The effect of conditioning stimuli on intercellular signaling within the capillary NVU has generally been a neglected field. While individual cell types may react to a particular conditioning stimulus raising a protective response, those cell types may also send signals/mediators that affect other nearby (or distant) cells. Thus, for example, ischemic neurons may transmit “help-me” signals to other cell types to promote survival, including the cerebral endothelium (Xing & Lo, 2017). Some neuronal help-me signals include the chemokine CX3CL1, the cytokine IL-34, fibroblast growth factor-2, lipocalin-2 and IgG (Xing & Lo, 2017). Stowe et al. (2012) examined the role of the chemokine CCL2 in hypoxic preconditioning. They found that such preconditioning upregulated CCL2 mRNA and protein initially in neurons and then in endothelial cells. They also found an upregulation of the CCL2 receptor, CCR2, on endothelial cells. CCL2-null mice and wild-type animals treated with a CCL2 neutralizing antibody blocked the neuroprotective effects of hypoxic preconditioning, indicating the importance of CCL2-mediated signaling in the conditioning response.

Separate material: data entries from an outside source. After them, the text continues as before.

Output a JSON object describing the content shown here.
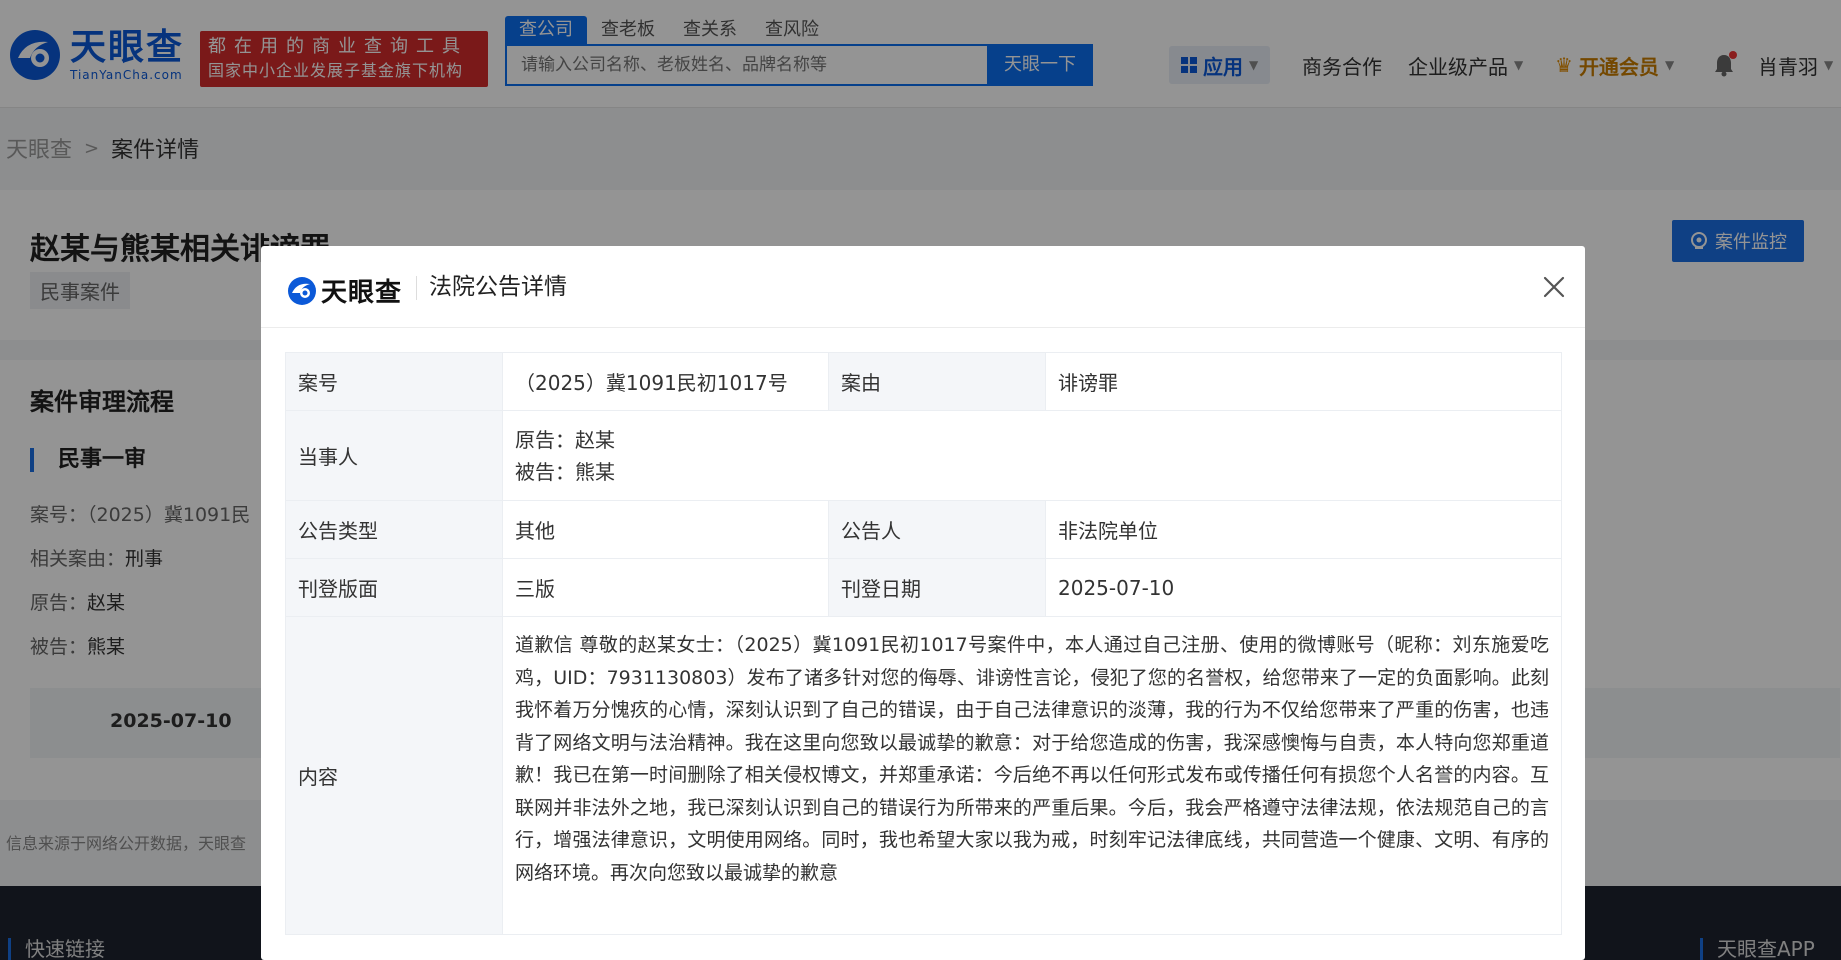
{
  "header": {
    "logo_cn": "天眼查",
    "logo_en": "TianYanCha.com",
    "slogan_line1": "都在用的商业查询工具",
    "slogan_line2": "国家中小企业发展子基金旗下机构",
    "search_tabs": [
      "查公司",
      "查老板",
      "查关系",
      "查风险"
    ],
    "search_placeholder": "请输入公司名称、老板姓名、品牌名称等",
    "search_button": "天眼一下",
    "nav": {
      "apps": "应用",
      "business": "商务合作",
      "enterprise": "企业级产品",
      "vip": "开通会员",
      "user": "肖青羽"
    }
  },
  "breadcrumb": {
    "home": "天眼查",
    "current": "案件详情"
  },
  "case": {
    "title": "赵某与熊某相关诽谤罪",
    "tag": "民事案件",
    "monitor_button": "案件监控"
  },
  "flow": {
    "title": "案件审理流程",
    "stage": "民事一审",
    "case_no": "案号：（2025）冀1091民",
    "related_cause_label": "相关案由：",
    "related_cause": "刑事",
    "plaintiff_label": "原告：",
    "plaintiff": "赵某",
    "defendant_label": "被告：",
    "defendant": "熊某",
    "timeline_date": "2025-07-10"
  },
  "source_note": "信息来源于网络公开数据，天眼查",
  "footer": {
    "quick_links": "快速链接",
    "app": "天眼查APP"
  },
  "modal": {
    "logo": "天眼查",
    "title": "法院公告详情",
    "rows": {
      "case_no_label": "案号",
      "case_no": "（2025）冀1091民初1017号",
      "cause_label": "案由",
      "cause": "诽谤罪",
      "party_label": "当事人",
      "plaintiff": "原告：赵某",
      "defendant": "被告：熊某",
      "notice_type_label": "公告类型",
      "notice_type": "其他",
      "announcer_label": "公告人",
      "announcer": "非法院单位",
      "page_label": "刊登版面",
      "page": "三版",
      "date_label": "刊登日期",
      "date": "2025-07-10",
      "content_label": "内容",
      "content": "道歉信 尊敬的赵某女士：（2025）冀1091民初1017号案件中，本人通过自己注册、使用的微博账号（昵称：刘东施爱吃鸡，UID：7931130803）发布了诸多针对您的侮辱、诽谤性言论，侵犯了您的名誉权，给您带来了一定的负面影响。此刻我怀着万分愧疚的心情，深刻认识到了自己的错误，由于自己法律意识的淡薄，我的行为不仅给您带来了严重的伤害，也违背了网络文明与法治精神。我在这里向您致以最诚挚的歉意：对于给您造成的伤害，我深感懊悔与自责，本人特向您郑重道歉！我已在第一时间删除了相关侵权博文，并郑重承诺：今后绝不再以任何形式发布或传播任何有损您个人名誉的内容。互联网并非法外之地，我已深刻认识到自己的错误行为所带来的严重后果。今后，我会严格遵守法律法规，依法规范自己的言行，增强法律意识，文明使用网络。同时，我也希望大家以我为戒，时刻牢记法律底线，共同营造一个健康、文明、有序的网络环境。再次向您致以最诚挚的歉意"
    }
  },
  "colors": {
    "brand_blue": "#0b6ff0",
    "slogan_red": "#d22b2b",
    "vip_gold": "#c87d00"
  }
}
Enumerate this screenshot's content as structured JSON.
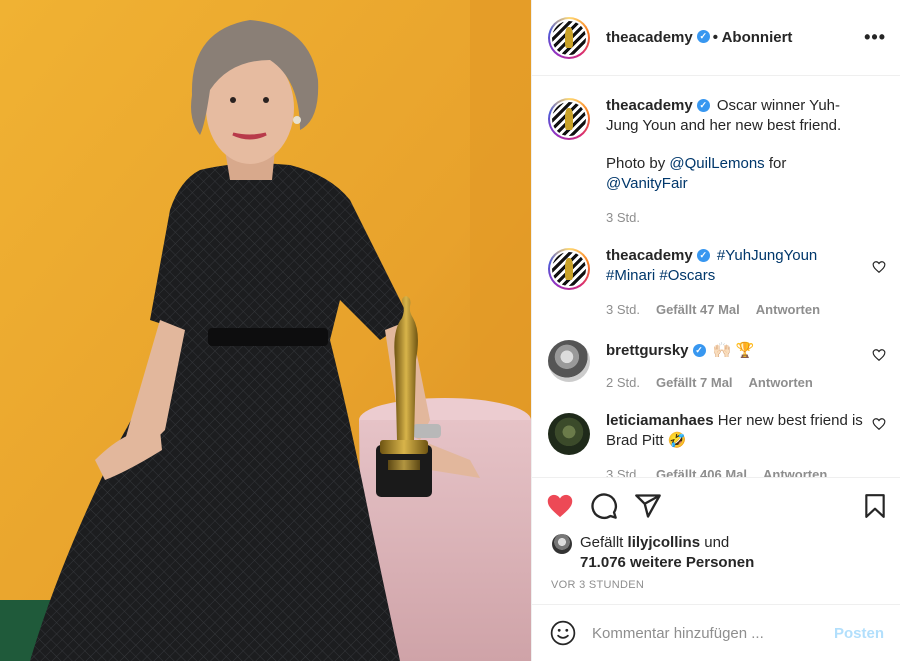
{
  "header": {
    "username": "theacademy",
    "follow_status": "• Abonniert",
    "more": "•••"
  },
  "caption": {
    "username": "theacademy",
    "text_1": "Oscar winner Yuh-Jung Youn and her new best friend.",
    "text_2_prefix": "Photo by ",
    "mention_1": "@QuilLemons",
    "text_2_mid": " for ",
    "mention_2": "@VanityFair",
    "time": "3 Std."
  },
  "comments": [
    {
      "username": "theacademy",
      "text": "#YuhJungYoun #Minari #Oscars",
      "time": "3 Std.",
      "likes": "Gefällt 47 Mal",
      "reply": "Antworten"
    },
    {
      "username": "brettgursky",
      "text": "🙌🏻 🏆",
      "time": "2 Std.",
      "likes": "Gefällt 7 Mal",
      "reply": "Antworten"
    },
    {
      "username": "leticiamanhaes",
      "text": "Her new best friend is Brad Pitt 🤣",
      "time": "3 Std.",
      "likes": "Gefällt 406 Mal",
      "reply": "Antworten"
    }
  ],
  "likes": {
    "prefix": "Gefällt",
    "user": "lilyjcollins",
    "mid": "und",
    "count": "71.076 weitere Personen"
  },
  "timestamp": "VOR 3 STUNDEN",
  "add_comment": {
    "placeholder": "Kommentar hinzufügen ...",
    "post_label": "Posten"
  },
  "colors": {
    "like_red": "#ed4956",
    "link_blue": "#00376b",
    "verified_blue": "#3897f0",
    "post_button_disabled": "#b2dffc",
    "photo_background": "#e9a62c"
  }
}
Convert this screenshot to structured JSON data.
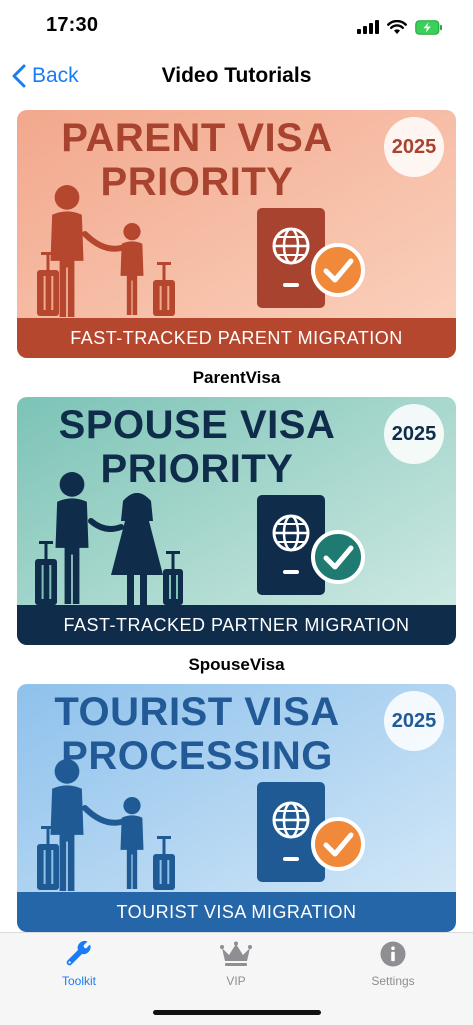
{
  "status": {
    "time": "17:30"
  },
  "nav": {
    "back_label": "Back",
    "title": "Video Tutorials"
  },
  "cards": [
    {
      "title_line1": "PARENT VISA",
      "title_line2": "PRIORITY",
      "year": "2025",
      "strip_text": "FAST-TRACKED PARENT MIGRATION",
      "caption": "ParentVisa",
      "colors": {
        "bg_start": "#f2a88d",
        "bg_end": "#fbd3bf",
        "title": "#a8432f",
        "figure": "#b5472f",
        "passport": "#a8432f",
        "check": "#f08a3a",
        "strip": "#b5472f"
      }
    },
    {
      "title_line1": "SPOUSE VISA",
      "title_line2": "PRIORITY",
      "year": "2025",
      "strip_text": "FAST-TRACKED PARTNER MIGRATION",
      "caption": "SpouseVisa",
      "colors": {
        "bg_start": "#7cc3b6",
        "bg_end": "#d4ece6",
        "title": "#0f2c4a",
        "figure": "#0f2c4a",
        "passport": "#0f2c4a",
        "check": "#1f7a72",
        "strip": "#0f2c4a"
      }
    },
    {
      "title_line1": "TOURIST VISA",
      "title_line2": "PROCESSING",
      "year": "2025",
      "strip_text": "TOURIST VISA MIGRATION",
      "caption": "",
      "colors": {
        "bg_start": "#8ec1ec",
        "bg_end": "#d7eaf8",
        "title": "#215a96",
        "figure": "#1f5a94",
        "passport": "#1f5a94",
        "check": "#f08a3a",
        "strip": "#2566a8"
      }
    }
  ],
  "tabbar": {
    "items": [
      {
        "label": "Toolkit",
        "icon": "wrench-icon",
        "active": true
      },
      {
        "label": "VIP",
        "icon": "crown-icon",
        "active": false
      },
      {
        "label": "Settings",
        "icon": "info-icon",
        "active": false
      }
    ],
    "active_color": "#1a7cf5",
    "inactive_color": "#8e8e93"
  }
}
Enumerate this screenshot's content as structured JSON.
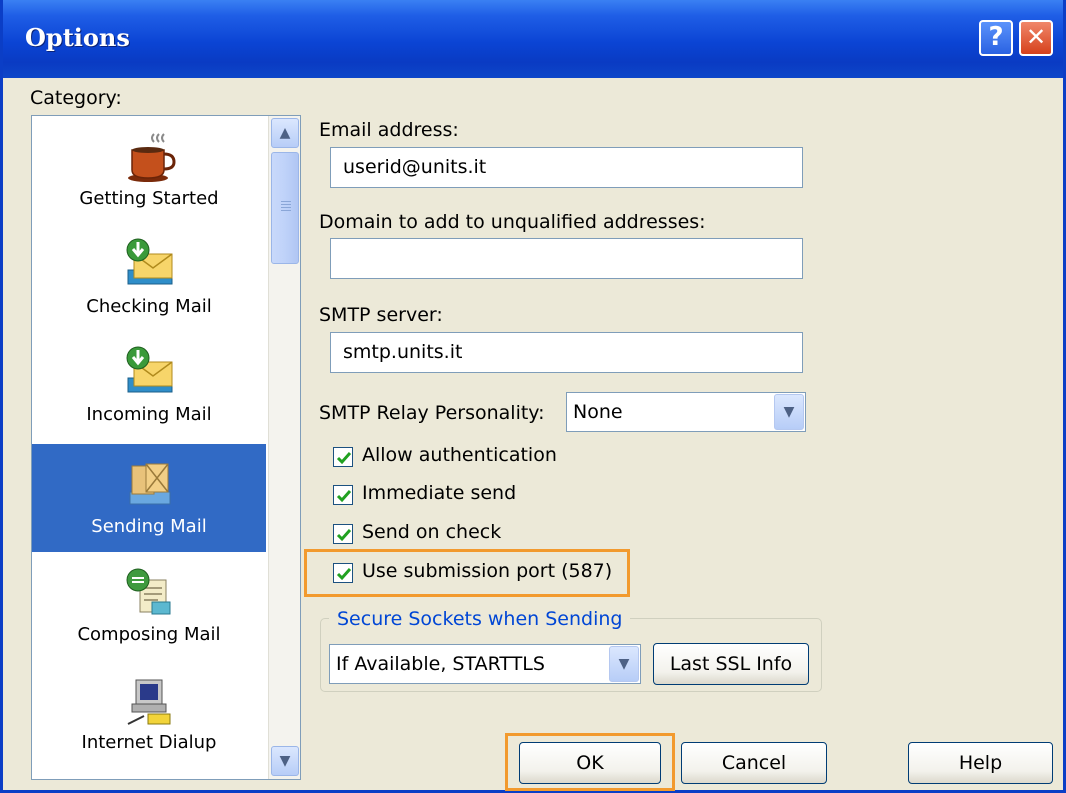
{
  "window": {
    "title": "Options",
    "help_glyph": "?",
    "close_glyph": "✕"
  },
  "sidebar": {
    "label": "Category:",
    "selected": "Sending Mail",
    "items": [
      {
        "label": "Getting Started",
        "icon": "coffee-cup-icon"
      },
      {
        "label": "Checking Mail",
        "icon": "download-mail-icon"
      },
      {
        "label": "Incoming Mail",
        "icon": "incoming-mail-icon"
      },
      {
        "label": "Sending Mail",
        "icon": "sending-mail-icon"
      },
      {
        "label": "Composing Mail",
        "icon": "compose-mail-icon"
      },
      {
        "label": "Internet Dialup",
        "icon": "dialup-computer-icon"
      }
    ]
  },
  "form": {
    "email_label": "Email address:",
    "email_value": "userid@units.it",
    "domain_label": "Domain to add to unqualified addresses:",
    "domain_value": "",
    "smtp_label": "SMTP server:",
    "smtp_value": "smtp.units.it",
    "relay_label": "SMTP Relay Personality:",
    "relay_value": "None",
    "checkboxes": [
      {
        "label": "Allow authentication",
        "checked": true
      },
      {
        "label": "Immediate send",
        "checked": true
      },
      {
        "label": "Send on check",
        "checked": true
      },
      {
        "label": "Use submission port (587)",
        "checked": true
      }
    ],
    "ssl_group_title": "Secure Sockets when Sending",
    "ssl_value": "If Available, STARTTLS",
    "ssl_info_button": "Last SSL Info"
  },
  "buttons": {
    "ok": "OK",
    "cancel": "Cancel",
    "help": "Help"
  },
  "colors": {
    "titlebar": "#0b44d4",
    "selection": "#316ac5",
    "highlight_box": "#f29a2e",
    "checkmark": "#21a121"
  }
}
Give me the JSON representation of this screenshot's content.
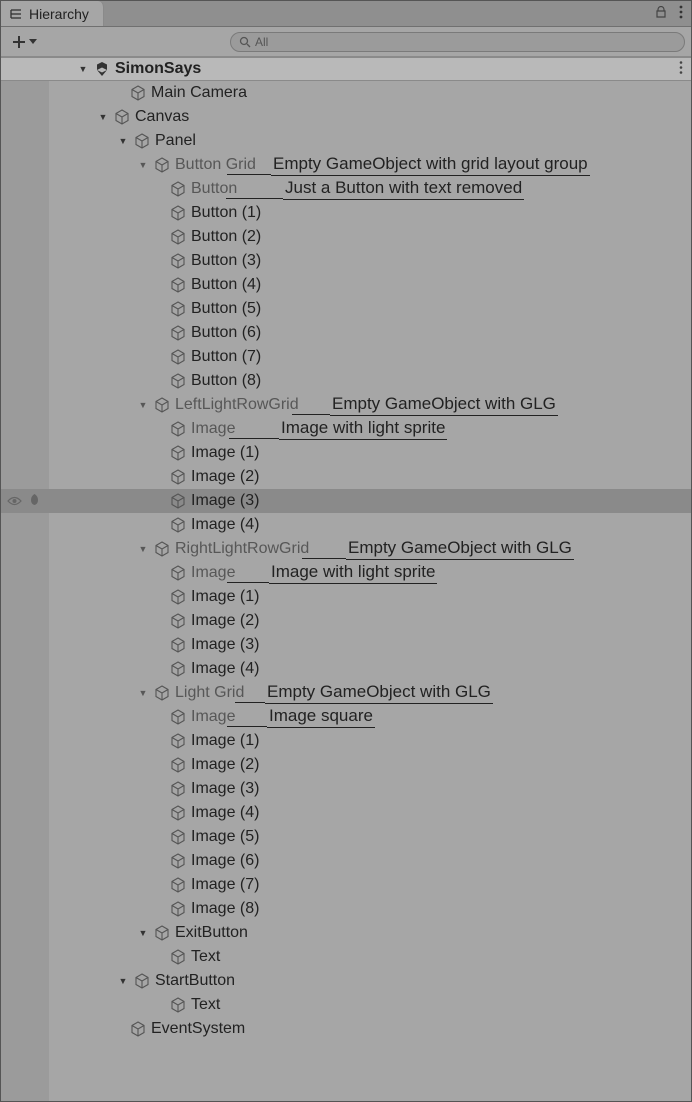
{
  "tab": {
    "title": "Hierarchy"
  },
  "toolbar": {
    "search_placeholder": "All"
  },
  "scene": {
    "name": "SimonSays"
  },
  "nodes": {
    "main_camera": "Main Camera",
    "canvas": "Canvas",
    "panel": "Panel",
    "button_grid": "Button Grid",
    "button": "Button",
    "button1": "Button (1)",
    "button2": "Button (2)",
    "button3": "Button (3)",
    "button4": "Button (4)",
    "button5": "Button (5)",
    "button6": "Button (6)",
    "button7": "Button (7)",
    "button8": "Button (8)",
    "left_light": "LeftLightRowGrid",
    "image": "Image",
    "image1": "Image (1)",
    "image2": "Image (2)",
    "image3": "Image (3)",
    "image4": "Image (4)",
    "right_light": "RightLightRowGrid",
    "light_grid": "Light Grid",
    "image5": "Image (5)",
    "image6": "Image (6)",
    "image7": "Image (7)",
    "image8": "Image (8)",
    "exit_button": "ExitButton",
    "text": "Text",
    "start_button": "StartButton",
    "event_system": "EventSystem"
  },
  "annotations": {
    "button_grid": "Empty GameObject with grid layout group",
    "button": "Just a Button with text removed",
    "left_light": "Empty GameObject with GLG",
    "ll_image": "Image with light sprite",
    "right_light": "Empty GameObject with GLG",
    "rl_image": "Image with light sprite",
    "light_grid": "Empty GameObject with GLG",
    "lg_image": "Image square"
  }
}
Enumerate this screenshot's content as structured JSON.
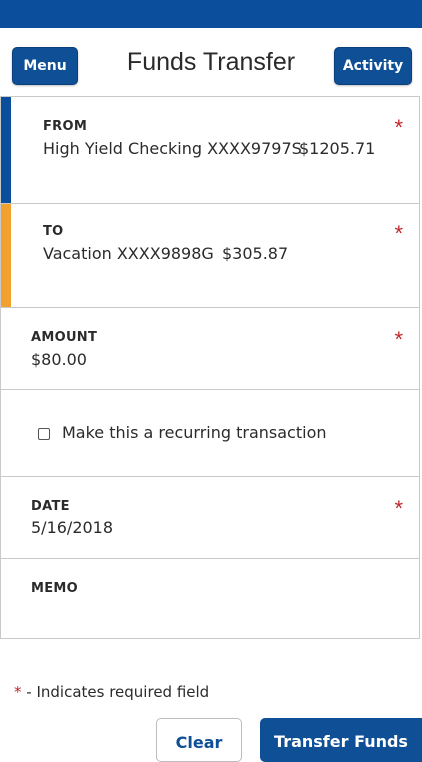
{
  "header": {
    "title": "Funds Transfer",
    "menu_label": "Menu",
    "activity_label": "Activity"
  },
  "from": {
    "label": "FROM",
    "account": "High Yield Checking XXXX9797S",
    "balance": "$1205.71",
    "accent_color": "#0b4f9c"
  },
  "to": {
    "label": "TO",
    "account": "Vacation XXXX9898G",
    "balance": "$305.87",
    "accent_color": "#f2a12e"
  },
  "amount": {
    "label": "AMOUNT",
    "value": "$80.00"
  },
  "recurring": {
    "label": "Make this a recurring transaction",
    "checked": false
  },
  "date": {
    "label": "DATE",
    "value": "5/16/2018"
  },
  "memo": {
    "label": "MEMO",
    "value": ""
  },
  "required_marker": "*",
  "required_note": "- Indicates required field",
  "actions": {
    "clear_label": "Clear",
    "transfer_label": "Transfer Funds"
  },
  "colors": {
    "brand_blue": "#0e4f96",
    "required_red": "#c1272d"
  }
}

There is also evidence for the importance of astrocyte-to-endothelial signaling in conditioning. Gesuette et al. (2011) found that OGD-induced preconditioning on co-cultures of brain endothelial cells and astrocytes reduced the barrier disruption caused by a later, more severe OGD exposure. Interestingly, they found this effect could be mimicked by preconditioning the astrocytes alone, but not the endothelial cells alone, and that inhibiting astrocyte metabolism with fluorocitrate also blocked OGD-induced preconditioning. These results indicate a crucial role of astrocyte-to-endothelial signaling in barrier protection.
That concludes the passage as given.